Penniman reflected on this during an interview for UK music show The Tube in 1985, where he told presenter Jools Holland, "I gave up rock and roll in 1976. I had a lot of death in my family, my brother fell dead, he had a heart attack, he was thirty-two years old. I had another friend who got shot in the head, another friend of mine got cut up with a butcher knife, another friend of mine had a heart attack, then my mother died. Then my nephew shot himself in the head, and so I decided I would just give my life to being an evangelist."

==Track listing==
(some tracks have been issued as alternate takes)

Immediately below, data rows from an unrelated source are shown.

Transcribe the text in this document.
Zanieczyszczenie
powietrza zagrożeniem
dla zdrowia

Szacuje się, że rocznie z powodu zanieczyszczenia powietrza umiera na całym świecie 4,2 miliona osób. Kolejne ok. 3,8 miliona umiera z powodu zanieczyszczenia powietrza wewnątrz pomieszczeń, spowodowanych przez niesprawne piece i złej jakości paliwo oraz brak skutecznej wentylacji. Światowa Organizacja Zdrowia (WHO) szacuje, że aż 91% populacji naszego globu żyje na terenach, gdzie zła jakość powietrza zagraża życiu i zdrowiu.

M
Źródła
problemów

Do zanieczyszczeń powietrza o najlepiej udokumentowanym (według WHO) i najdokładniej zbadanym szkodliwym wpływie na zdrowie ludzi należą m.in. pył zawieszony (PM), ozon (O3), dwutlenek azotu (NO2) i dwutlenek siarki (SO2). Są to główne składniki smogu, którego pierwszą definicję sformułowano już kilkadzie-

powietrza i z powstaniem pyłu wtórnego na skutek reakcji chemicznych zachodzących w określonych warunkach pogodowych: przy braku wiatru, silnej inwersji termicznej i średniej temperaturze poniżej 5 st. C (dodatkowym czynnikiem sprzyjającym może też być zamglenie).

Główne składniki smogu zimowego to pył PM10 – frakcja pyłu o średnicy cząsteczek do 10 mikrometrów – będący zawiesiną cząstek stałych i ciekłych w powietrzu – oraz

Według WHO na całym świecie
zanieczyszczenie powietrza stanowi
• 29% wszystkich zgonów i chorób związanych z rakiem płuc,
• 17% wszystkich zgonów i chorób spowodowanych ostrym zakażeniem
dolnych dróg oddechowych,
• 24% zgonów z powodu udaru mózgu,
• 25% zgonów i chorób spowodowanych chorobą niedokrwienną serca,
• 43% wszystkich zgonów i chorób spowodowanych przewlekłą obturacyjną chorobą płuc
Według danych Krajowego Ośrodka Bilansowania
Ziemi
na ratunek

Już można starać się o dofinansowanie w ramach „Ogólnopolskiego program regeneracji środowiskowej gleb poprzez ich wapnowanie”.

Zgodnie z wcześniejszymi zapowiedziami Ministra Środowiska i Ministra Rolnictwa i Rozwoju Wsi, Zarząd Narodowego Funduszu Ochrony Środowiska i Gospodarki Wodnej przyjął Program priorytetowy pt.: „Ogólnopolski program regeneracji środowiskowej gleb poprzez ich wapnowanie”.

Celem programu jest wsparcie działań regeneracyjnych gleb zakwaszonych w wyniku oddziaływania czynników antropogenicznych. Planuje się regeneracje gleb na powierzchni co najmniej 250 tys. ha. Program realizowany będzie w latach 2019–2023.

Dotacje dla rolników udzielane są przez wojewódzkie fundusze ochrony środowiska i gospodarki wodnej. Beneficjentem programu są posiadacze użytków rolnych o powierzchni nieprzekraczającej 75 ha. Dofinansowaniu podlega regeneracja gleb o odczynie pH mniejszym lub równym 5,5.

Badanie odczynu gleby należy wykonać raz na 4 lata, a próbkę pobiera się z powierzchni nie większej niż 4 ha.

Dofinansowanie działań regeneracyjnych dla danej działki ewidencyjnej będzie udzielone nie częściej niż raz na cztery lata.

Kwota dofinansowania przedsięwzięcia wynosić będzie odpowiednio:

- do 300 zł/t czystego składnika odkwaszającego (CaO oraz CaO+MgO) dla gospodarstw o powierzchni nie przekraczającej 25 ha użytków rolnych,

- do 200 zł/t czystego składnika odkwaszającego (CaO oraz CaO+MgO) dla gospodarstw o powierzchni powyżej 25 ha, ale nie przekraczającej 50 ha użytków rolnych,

1. "The Girl Can't Help It"
2. "Rip It Up"
3. "Send Me Some Lovin'"
4. "Bama Lama Bama Loo"
5. "She's Got It"
6. "Can't Believe You Wanna Leave"
7. "Long Tall Sally"
8. "Jenny, Jenny"
9. "Good Golly, Miss Molly"
10. "Lucille"
11. "Keep A-Knockin'"
12. "All Around the World"
13. "True Fine Mama"
14. "Ready Teddy"
15. "By the Light of the Silvery Moon"
16. "Slippin' and Slidin'"
17. "Baby Face"
18. "Ooh! My Soul"
19. "Miss Ann"
20. "Tutti Frutti"

==Personnel==
- Little Richard – vocals, piano
- Dennis Brownside – piano
- Eddie Bayers – drums
- Jack Jackson – bass guitar
- Paul Worley – guitar
- Pat Patnik – guitar
- Don Jackson – saxophone

According to K-Tel Records, it is not known whether Richard also played piano on these tracks.